インド理科大学院(IISc)微生物・細胞生物学部門(MCB)は、食中毒の原因にもなるSalmonella enterica(サルモネラ菌)が、人体の防御機構を回避するために2つの戦略をとっていることを発見した。5月26日付け発表。研究成果は学術誌Microbes and Infectionに掲載された。

サルモネラ菌は人体への感染後、サルモネラ菌含有液胞(SCV)という液胞膜に包まれ存在している。これらの感染に対して免疫細胞は、活性酸素種(ROS)や活性窒素種(RNS)を産生し、SCVを分解する。その後、リソソームやオートファゴソームが融合することで菌も破壊される。

IIScの研究チームは、サルモネラ菌が生産するSopBという重要なタンパク質が、SCVとリソソームの融合とリソソームの生産の両方を阻止し、菌を守るための二面的なアプローチをしていることを突き止めた。

SopBは脱リン酸化酵素として、膜脂質の一種であるホスホイノシチドからリン酸基を取り除く手助けをする。この働きによりサルモネラ菌がSCVの動態を変化させ、液胞膜とリソソームが融合することを阻害している。

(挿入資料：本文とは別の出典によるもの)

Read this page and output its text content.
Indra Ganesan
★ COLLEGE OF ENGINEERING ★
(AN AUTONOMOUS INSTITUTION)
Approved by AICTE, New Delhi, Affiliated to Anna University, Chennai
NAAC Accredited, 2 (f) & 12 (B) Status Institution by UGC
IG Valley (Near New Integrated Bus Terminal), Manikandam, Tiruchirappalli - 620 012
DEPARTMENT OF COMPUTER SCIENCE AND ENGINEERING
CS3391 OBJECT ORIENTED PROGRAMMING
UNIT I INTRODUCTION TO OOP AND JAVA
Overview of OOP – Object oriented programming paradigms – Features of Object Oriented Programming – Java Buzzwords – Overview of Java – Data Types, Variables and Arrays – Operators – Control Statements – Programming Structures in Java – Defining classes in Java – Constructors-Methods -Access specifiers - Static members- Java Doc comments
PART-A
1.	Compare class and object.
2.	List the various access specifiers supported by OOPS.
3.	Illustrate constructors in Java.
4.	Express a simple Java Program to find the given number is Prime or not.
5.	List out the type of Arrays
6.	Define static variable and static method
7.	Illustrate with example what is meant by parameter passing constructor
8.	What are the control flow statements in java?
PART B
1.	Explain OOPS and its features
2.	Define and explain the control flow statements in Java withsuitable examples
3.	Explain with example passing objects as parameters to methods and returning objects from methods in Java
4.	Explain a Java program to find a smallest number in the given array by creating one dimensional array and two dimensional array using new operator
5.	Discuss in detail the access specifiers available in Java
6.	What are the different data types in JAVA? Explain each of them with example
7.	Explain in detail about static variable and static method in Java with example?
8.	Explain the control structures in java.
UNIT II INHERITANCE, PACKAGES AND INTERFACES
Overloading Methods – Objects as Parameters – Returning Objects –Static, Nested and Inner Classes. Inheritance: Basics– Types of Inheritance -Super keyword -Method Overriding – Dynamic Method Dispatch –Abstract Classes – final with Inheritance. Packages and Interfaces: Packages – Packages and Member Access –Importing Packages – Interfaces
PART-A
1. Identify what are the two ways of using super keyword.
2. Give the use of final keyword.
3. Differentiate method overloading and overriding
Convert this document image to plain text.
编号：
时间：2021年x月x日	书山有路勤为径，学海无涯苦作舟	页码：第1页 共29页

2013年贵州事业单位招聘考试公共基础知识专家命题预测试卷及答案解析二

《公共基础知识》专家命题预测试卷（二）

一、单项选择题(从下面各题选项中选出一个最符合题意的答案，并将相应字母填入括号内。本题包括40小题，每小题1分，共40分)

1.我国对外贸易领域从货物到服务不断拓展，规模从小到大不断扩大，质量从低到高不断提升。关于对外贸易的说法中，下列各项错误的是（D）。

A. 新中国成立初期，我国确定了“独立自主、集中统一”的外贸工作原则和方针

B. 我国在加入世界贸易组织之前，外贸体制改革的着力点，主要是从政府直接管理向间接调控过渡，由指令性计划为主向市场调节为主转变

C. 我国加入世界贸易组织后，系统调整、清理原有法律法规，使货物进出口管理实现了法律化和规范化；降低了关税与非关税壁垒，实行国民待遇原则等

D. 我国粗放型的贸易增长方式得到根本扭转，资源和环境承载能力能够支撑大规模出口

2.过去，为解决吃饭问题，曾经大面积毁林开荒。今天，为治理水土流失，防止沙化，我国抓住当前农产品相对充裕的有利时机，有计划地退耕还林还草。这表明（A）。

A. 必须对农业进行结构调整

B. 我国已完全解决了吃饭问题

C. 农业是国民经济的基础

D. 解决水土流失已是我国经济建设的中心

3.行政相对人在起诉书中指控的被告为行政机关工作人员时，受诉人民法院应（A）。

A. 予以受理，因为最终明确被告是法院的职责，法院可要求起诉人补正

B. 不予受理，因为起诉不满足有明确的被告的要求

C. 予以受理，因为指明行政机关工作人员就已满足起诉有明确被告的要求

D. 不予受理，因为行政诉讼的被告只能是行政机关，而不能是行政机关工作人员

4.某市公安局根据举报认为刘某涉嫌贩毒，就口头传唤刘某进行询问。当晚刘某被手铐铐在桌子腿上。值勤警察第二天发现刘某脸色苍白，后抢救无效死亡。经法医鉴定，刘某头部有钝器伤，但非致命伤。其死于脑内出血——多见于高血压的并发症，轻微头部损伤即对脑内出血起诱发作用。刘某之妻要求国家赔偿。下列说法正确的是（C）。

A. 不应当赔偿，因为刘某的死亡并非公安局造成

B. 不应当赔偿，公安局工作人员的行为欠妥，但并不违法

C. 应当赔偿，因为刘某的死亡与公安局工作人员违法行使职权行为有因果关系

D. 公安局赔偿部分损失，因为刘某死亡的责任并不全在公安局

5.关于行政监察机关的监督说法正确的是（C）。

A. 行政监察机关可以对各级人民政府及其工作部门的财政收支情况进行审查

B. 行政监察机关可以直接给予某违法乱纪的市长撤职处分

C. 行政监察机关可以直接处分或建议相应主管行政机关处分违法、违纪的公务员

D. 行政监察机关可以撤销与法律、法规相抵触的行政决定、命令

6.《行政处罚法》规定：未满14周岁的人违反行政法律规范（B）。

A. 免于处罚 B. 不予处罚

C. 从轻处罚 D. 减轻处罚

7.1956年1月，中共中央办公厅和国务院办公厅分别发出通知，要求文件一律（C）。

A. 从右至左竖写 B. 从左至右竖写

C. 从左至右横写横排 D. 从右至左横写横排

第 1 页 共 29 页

以前の研究からは、サルモネラ菌に感染すると、宿主細胞で作られるリソソームの数が減少することや、SopBを産生できない変異菌は、宿主のリソソーム数を減らすことができないことも分かっていた。そこで研究チームは、高度なイメージング技術を駆使して、SopBがリソソームの生成に果たす役割を詳しく調べることにした。

その結果、SopBは、転写因子EB(TFEB)が宿主細胞の細胞質から核に移動するのを阻止していることがわかった。TFEBはリソソーム産生のマスターレギュレーターとして機能するため、この移動は極めて重要だ。

本研究の共著者でMCB教授のディプシカ・チャクラヴォルティ(Dipshikha Chakravortty)氏は「本研究の新規性は、SopBが既存のオートファゴソームやリソソームとの液胞膜融合を阻害する機能を持つこと、およびSCVとリソソームの比率を高めることでサルモネラ菌に生存優位性を与える第2のメカニズムを特定したことにあります」と語った。

研究チームは、SopBに対する低分子阻害剤やTFEBの活性化剤を使用することで、サルモネラ菌の感染に対抗できることを示唆している。